L’obéissance est au cœur du christianisme. Si cette vertu imprègne toute la vie du Christ et de sa mère, elle est déjà éminemment présente dans l’Ancien Testament. Ce dernier raconte l’histoire de la désobéissance de l’homme à Dieu et, en conséquence, la volonté de Dieu de retrouver une alliance avec sa créature. L’obéissance est ainsi entendue comme la confiance que l’on place en Dieu : celui qui obéit est celui qui place sa confiance, et accepte de se subordonner à Dieu — le lien étroit entre la confiance et la foi, qui n’est pas qu’étymologique, n’est plus à montrer. À l’inverse, la désobéissance est un signe d’orgueil : la volonté de se placer à l’égal de Dieu, de vouloir dépasser sa condition d’homme. Toute l’histoire du peuple hébreu est précisément celle de l’obéissance à Dieu. Le peuple est élu par Dieu dans le but de restaurer l’Alliance rompue par la désobéissance de nos premiers parents. L’épisode le plus probant est celui de l’exode des Hébreux dans le désert, menés par Moïse, après avoir quitté l’Égypte. Dans le style symbolique propre au récit de l’Ancien Testament, on suit la longue errance spirituelle du peuple juif avant qu’il ne s’abandonne à Dieu, en lui obéissant et en lui faisant confiance. Pendant quarante ans, les Hébreux vont s’adonner au culte des idoles, rejeter Moïse et la promesse divine faite à leurs ancêtres. Ils retrouveront le chemin de Canaan, la Terre promise, quand ils se seront entièrement abandonnés à Dieu.
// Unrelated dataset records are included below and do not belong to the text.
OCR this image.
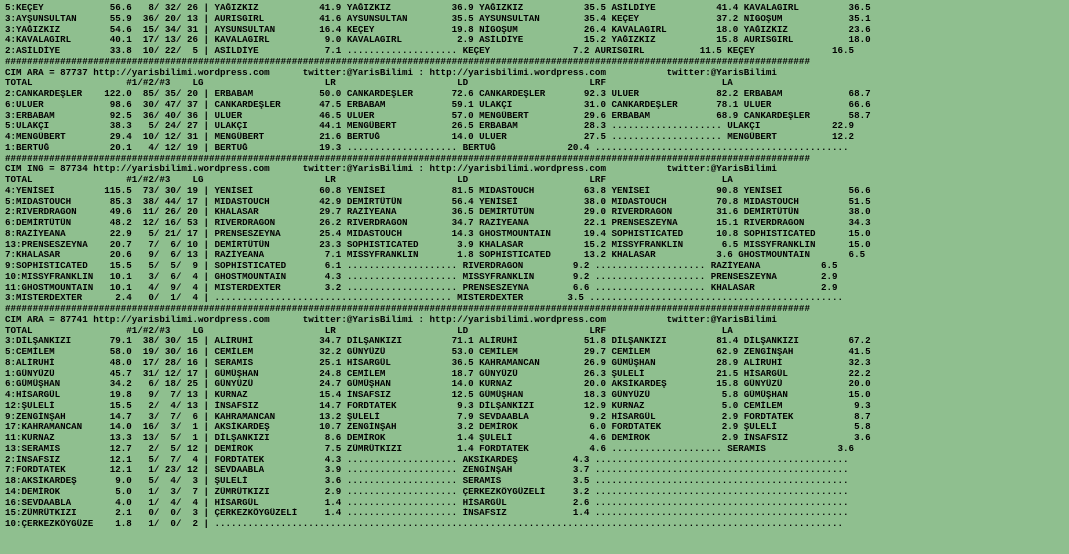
5:KEÇEY            56.6   8/ 32/ 26 | YAĞIZKIZ           41.9 YAĞIZKIZ           36.9 YAĞIZKIZ           35.5 ASİLDİYE           41.4 KAVALAGIRL         36.5
3:AYŞUNSULTAN      55.9  36/ 20/ 13 | AURISGIRL          41.6 AYSUNSULTAN        35.5 AYSUNSULTAN        35.4 KEÇEY              37.2 NİGOŞUM            35.1
3:YAĞIZKIZ         54.6  15/ 34/ 31 | AYSUNSULTAN        16.4 KEÇEY              19.8 NİGOŞUM            26.4 KAVALAGIRL         18.0 YAĞIZKIZ           23.6
4:KAVALAGIRL       40.1  17/ 13/ 26 | KAVALAGIRL          9.0 KAVALAGIRL          2.9 ASİLDİYE           15.2 YAĞIZKIZ           15.8 AURISGIRL          18.0
2:ASİLDİYE         33.8  10/ 22/  5 | ASİLDİYE            7.1 .................... KEÇEY               7.2 AURISGIRL          11.5 KEÇEY              16.5
##################################################################################################################################################
CIM ARA = 87737 http://yarisbilimi.wordpress.com      twitter:@YarisBilimi : http://yarisbilimi.wordpress.com           twitter:@YarisBilimi
TOTAL                 #1/#2/#3    LG                      LR                      LD                      LRF                     LA
2:CANKARDEŞLER    122.0  85/ 35/ 20 | ERBABAM            50.0 CANKARDEŞLER       72.6 CANKARDEŞLER       92.3 ULUER              82.2 ERBABAM            68.7
6:ULUER            98.6  30/ 47/ 37 | CANKARDEŞLER       47.5 ERBABAM            59.1 ULAKÇI             31.0 CANKARDEŞLER       78.1 ULUER              66.6
3:ERBABAM          92.5  36/ 40/ 36 | ULUER              46.5 ULUER              57.0 MENGÜBERT          29.6 ERBABAM            68.9 CANKARDEŞLER       58.7
5:ULAKÇI           38.3   5/ 24/ 27 | ULAKÇI             44.1 MENGÜBERT          26.5 ERBABAM            28.3 .................... ULAKÇI             22.9
4:MENGÜBERT        29.4  10/ 12/ 31 | MENGÜBERT          21.6 BERTUĞ             14.0 ULUER              27.5 .................... MENGÜBERT          12.2
1:BERTUĞ           20.1   4/ 12/ 19 | BERTUĞ             19.3 .................... BERTUĞ             20.4 ..............................................
##################################################################################################################################################
CIM ING = 87734 http://yarisbilimi.wordpress.com      twitter:@YarisBilimi : http://yarisbilimi.wordpress.com           twitter:@YarisBilimi
TOTAL                 #1/#2/#3    LG                      LR                      LD                      LRF                     LA
4:YENİSEİ         115.5  73/ 30/ 19 | YENİSEİ            60.8 YENİSEİ            81.5 MIDASTOUCH         63.8 YENİSEİ            90.8 YENİSEİ            56.6
5:MIDASTOUCH       85.3  38/ 44/ 17 | MIDASTOUCH         42.9 DEMİRTÜTÜN         56.4 YENİSEİ            38.0 MIDASTOUCH         70.8 MIDASTOUCH         51.5
2:RIVERDRAGON      49.6  11/ 26/ 20 | KHALASAR           29.7 RAZİYEANA          36.5 DEMİRTÜTÜN         29.0 RIVERDRAGON        31.6 DEMİRTÜTÜN         38.0
6:DEMİRTÜTÜN       48.2  12/ 16/ 53 | RIVERDRAGON        26.2 RIVERDRAGON        34.7 RAZİYEANA          22.1 PRENSESZEYNA       15.1 RIVERDRAGON        34.3
8:RAZİYEANA        22.9   5/ 21/ 17 | PRENSESZEYNA       25.4 MIDASTOUCH         14.3 GHOSTMOUNTAIN      19.4 SOPHISTICATED      10.8 SOPHISTICATED      15.0
13:PRENSESZEYNA    20.7   7/  6/ 10 | DEMİRTÜTÜN         23.3 SOPHISTICATED       3.9 KHALASAR           15.2 MISSYFRANKLIN       6.5 MISSYFRANKLIN      15.0
7:KHALASAR         20.6   9/  6/ 13 | RAZİYEANA           7.1 MISSYFRANKLIN       1.8 SOPHISTICATED      13.2 KHALASAR           3.6 GHOSTMOUNTAIN       6.5
9:SOPHISTICATED    15.5   5/  5/  9 | SOPHISTICATED       6.1 .................... RIVERDRAGON         9.2 .................... RAZİYEANA           6.5
10:MISSYFRANKLIN   10.1   3/  6/  4 | GHOSTMOUNTAIN       4.3 .................... MISSYFRANKLIN       9.2 .................... PRENSESZEYNA        2.9
11:GHOSTMOUNTAIN   10.1   4/  9/  4 | MISTERDEXTER        3.2 .................... PRENSESZEYNA        6.6 .................... KHALASAR            2.9
3:MISTERDEXTER      2.4   0/  1/  4 | ........................................... MISTERDEXTER        3.5 ..............................................
##################################################################################################################################################
CIM ARA = 87741 http://yarisbilimi.wordpress.com      twitter:@YarisBilimi : http://yarisbilimi.wordpress.com           twitter:@YarisBilimi
TOTAL                 #1/#2/#3    LG                      LR                      LD                      LRF                     LA
3:DİLŞANKIZI       79.1  38/ 30/ 15 | ALİRUHİ            34.7 DİLŞANKIZI         71.1 ALİRUHİ            51.8 DİLŞANKIZI         81.4 DİLŞANKIZI         67.2
5:CEMİLEM          58.0  19/ 30/ 16 | CEMİLEM            32.2 GÜNYÜZÜ            53.0 CEMİLEM            29.7 CEMİLEM            62.9 ZENGİNŞAH          41.5
8:ALİRUHİ          48.0  17/ 28/ 16 | SERAMIS            25.1 HİSARGÜL           36.5 KAHRAMANCAN        26.9 GÜMÜŞHAN           28.9 ALİRUHİ            32.3
1:GÜNYÜZÜ          45.7  31/ 12/ 17 | GÜMÜŞHAN           24.8 CEMİLEM            18.7 GÜNYÜZÜ            26.3 ŞULELİ             21.5 HİSARGÜL           22.2
6:GÜMÜŞHAN         34.2   6/ 18/ 25 | GÜNYÜZÜ            24.7 GÜMÜŞHAN           14.0 KURNAZ             20.0 AKSİKARDEŞ         15.8 GÜNYÜZÜ            20.0
4:HİSARGÜL         19.8   9/  7/ 13 | KURNAZ             15.4 İNSAFSIZ           12.5 GÜMÜŞHAN           18.3 GÜNYÜZÜ             5.8 GÜMÜŞHAN           15.0
12:ŞULELİ          15.5   2/  4/ 13 | İNSAFSIZ           14.7 FORDTATEK           9.3 DİLŞANKIZI         12.9 KURNAZ              5.0 CEMİLEM             9.3
9:ZENGİNŞAH        14.7   3/  7/  6 | KAHRAMANCAN        13.2 ŞULELİ              7.9 SEVDAABLA           9.2 HİSARGÜL            2.9 FORDTATEK           8.7
17:KAHRAMANCAN     14.0  16/  3/  1 | AKSİKARDEŞ         10.7 ZENGİNŞAH           3.2 DEMİROK             6.0 FORDTATEK           2.9 ŞULELİ              5.8
11:KURNAZ          13.3  13/  5/  1 | DİLŞANKIZI          8.6 DEMİROK             1.4 ŞULELİ              4.6 DEMİROK             2.9 İNSAFSIZ            3.6
13:SERAMIS         12.7   2/  5/ 12 | DEMİROK             7.5 ZÜMRÜTKIZI          1.4 FORDTATEK           4.6 .................... SERAMIS             3.6
2:İNSAFSIZ         12.1   5/  7/  4 | FORDTATEK           4.3 .................... AKSİKARDEŞ          4.3 ..............................................
7:FORDTATEK        12.1   1/ 23/ 12 | SEVDAABLA           3.9 .................... ZENGİNŞAH           3.7 ..............................................
18:AKSİKARDEŞ       9.0   5/  4/  3 | ŞULELİ              3.6 .................... SERAMIS             3.5 ..............................................
14:DEMİROK          5.0   1/  3/  7 | ZÜMRÜTKIZI          2.9 .................... ÇERKEZKÖYGÜZELİ     3.2 ..............................................
16:SEVDAABLA        4.0   1/  4/  4 | HİSARGÜL            1.4 .................... HİSARGÜL            2.6 ..............................................
15:ZÜMRÜTKIZI       2.1   0/  0/  3 | ÇERKEZKÖYGÜZELİ     1.4 .................... İNSAFSIZ            1.4 ..............................................
10:ÇERKEZKÖYGÜZE    1.8   1/  0/  2 | ..................................................................................................................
L’achèvement de cette obéissance à Dieu se fait par Jésus-Christ et son sacrifice ultime, qui montre la voie aux hommes en obéissant à Dieu son Père. « Je suis descendu du ciel pour faire, non ma volonté, mais la volonté de celui qui m’a envoyé » dit-t-il dans l’Évangile selon saint Jean (Jn 6, 38). Juste avant d’être arrêté et d’endurer sa Passion, le Christ prie une ultime fois au Mont des Oliviers : « Père, si tu voulais éloigner de moi cette coupe ! Toutefois, que ta volonté soit faite et non la mienne » (Luc 22, 42). Il obéit ainsi jusqu’à la mort. Finalement, saint Paul résume la religion chrétienne en disant du Christ : « Obéissant jusqu’à la mort, même jusqu’à la mort sur une croix » (Ph 2, 8).
Dieu est donc l’exemple même de l’obéissance. Il a envoyé son Fils mourir pour racheter les péchés des hommes. L’obéissance trouve son fondement profond dans l’imitation même du Christ, premier des obéissants. L’œuvre la plus connue de piété chrétienne, probablement écrite par le moine Thomas a Kempis au XIVe siècle, s’intitule ainsi L’imitation de Jésus-Christ. Son chapitre 9 a pour titre « De l’obéissance et du renoncement à son propre sens », et commence par cette sentence : « C’est quelque chose de bien grand que de vivre sous un supérieur, dans l’obéissance, et de ne pas dépendre de soi-même. » Jésus-Christ est le modèle parfait de l’obéissance, et il convient pour arriver à Lui de se soumettre également à la loi de l’obéissance.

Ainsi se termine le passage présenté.